All analyses compared “old” to “new” rubric abstracts. First, we calculated the mean composite score per abstract (i.e., final score) and the standard deviations (SDs) of the composite scores for a given abstract. These are within-abstract statistics, reflecting the distribution of composite scores across reviews within each abstract. For each within-abstract statistic, we took a weighted mean of the statistic in the old and new rubric periods, using the number of reviews as the weighting factor. Then, we calculated the old to new ratio of the weighted mean of the statistic.
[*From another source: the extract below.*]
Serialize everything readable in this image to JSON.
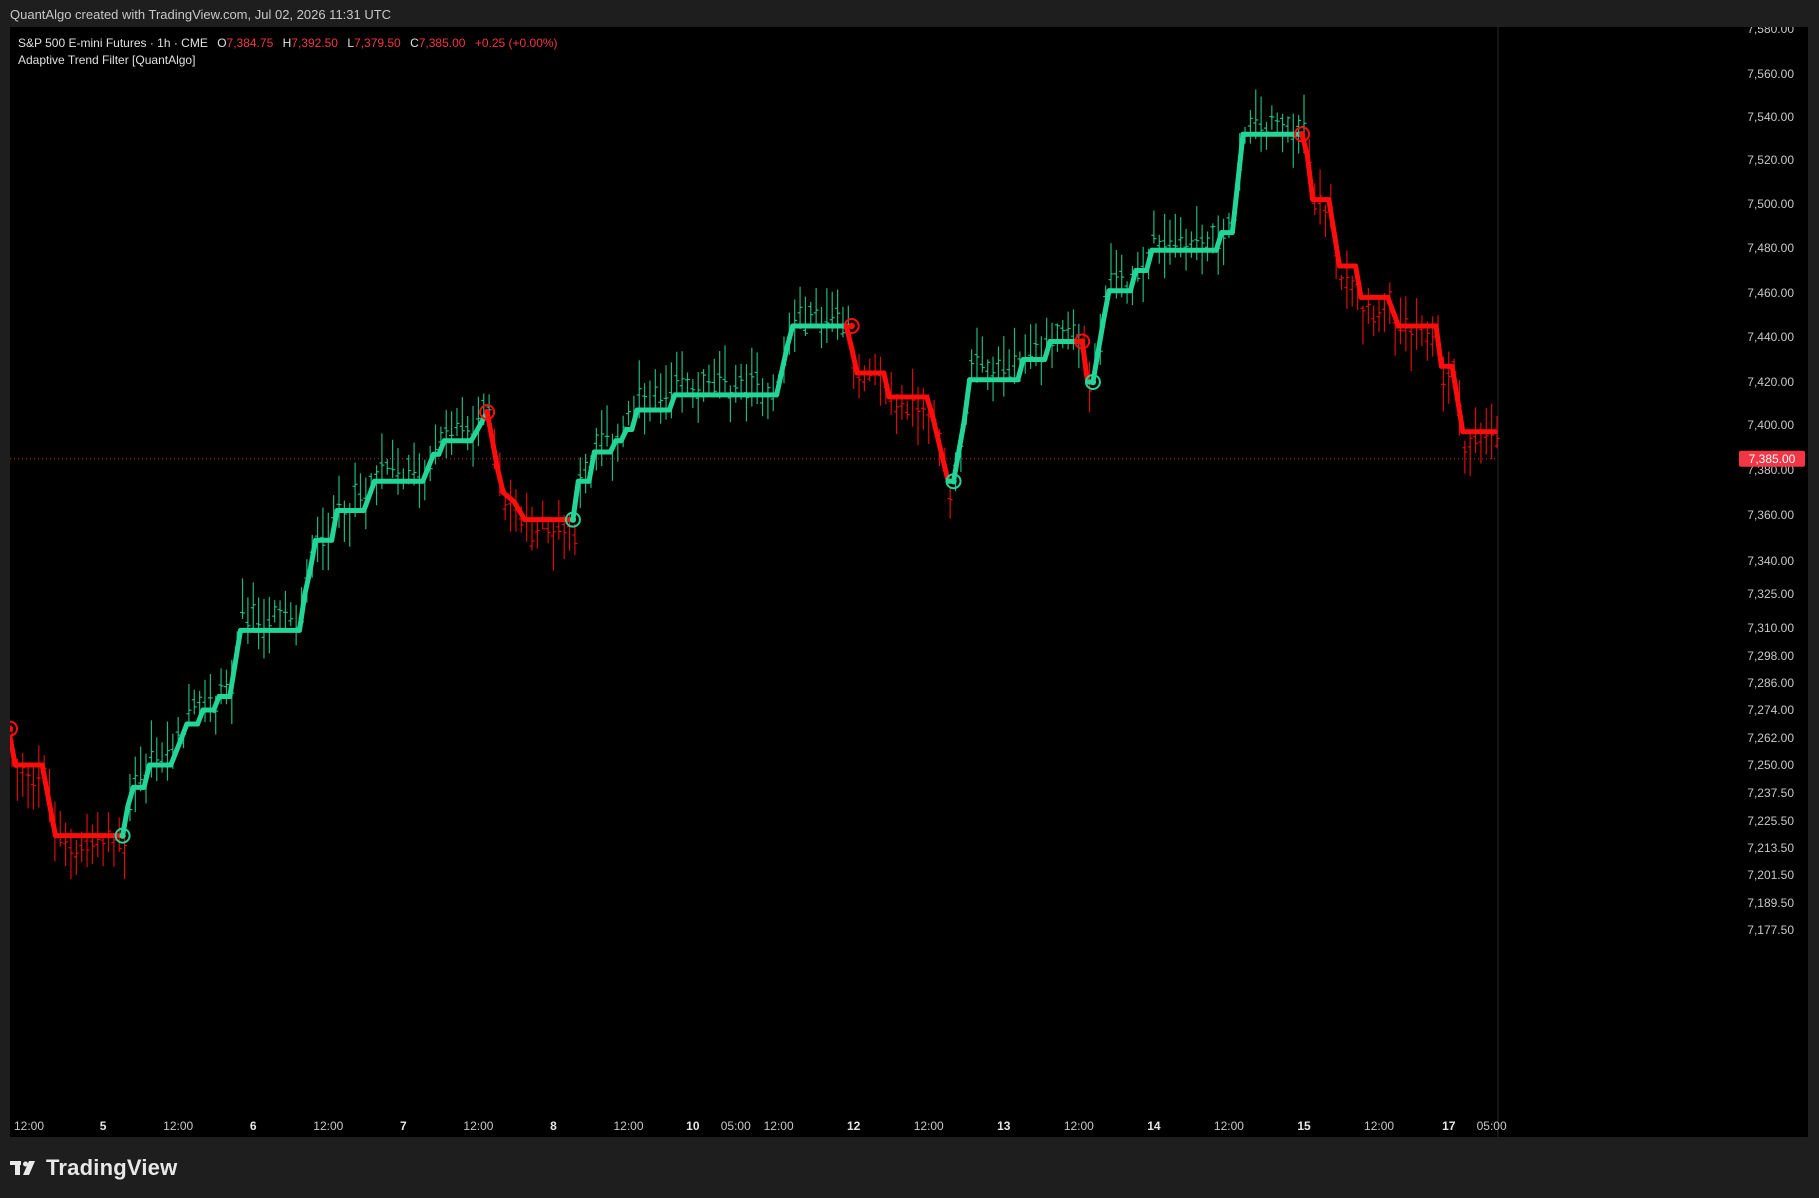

To test the hypotheses that the new rubric would (1) decrease scores (i.e., reduce leniency), (2) increase inter-rater reliability, and (3) cause reviewers to use more of the scoring range across abstracts, we calculated the old to new ratio of (1) weighted mean final scores, (2) weighted mean of within-abstract SDs for composite scores, and (3) across-abstract SDs for final scores, respectively.

We used approximate permutation to estimate the sampling distribution of old to new ratios under the null hypothesis that the rubric had no effect.3 We used sampling with replacement by drawing 1000 samples of 3523 abstracts from the original sample of 3523 abstracts, randomly allocating 2078 as “old” and 1445 as “new” rubric, based on the original ratio of abstracts. We calculated the old to new ratio for each statistic of interest. If the observed old to new ratio falls outside the range of ratios calculated from the 1000 random samples, the null hypothesis can be rejected.

RESULTS

During the study period, 3523 abstracts were submitted, 2078 in the old period and 1445 in the new period. The effect of the 2017 rubric on composite scores is shown in Table 1. The weighted mean final scores in new rubric years were significantly lower than those in old rubric years. Weighted mean within-abstract SDs of composite scores similarly show statistically significant decreases in new rubric years. Final score SDs across abstracts indicated no statistically significant change.

Table 1 Effect of Rubric on Composite Scores

DISCUSSION

Our new rubric successfully lowered final scores on scientific abstracts, reflecting a shift away from leniency bias (i.e., tendency toward the upper portion of a scoring range). The rubric also decreased the composite score SDs within abstracts, indicating improvement in inter-rater agreement. The rubric did not lead to more variable scores overall across all abstracts; however, scores did shift toward the lower end of the scoring range, such that fewer abstracts received high scores and more received low scores.

Objective evaluation of abstract submissions ensures the rigor of scientific meeting presentations. Efforts should continue to refine and implement tools to improve abstract scoring and maintain a high-integrity environment for disseminating scientific discovery.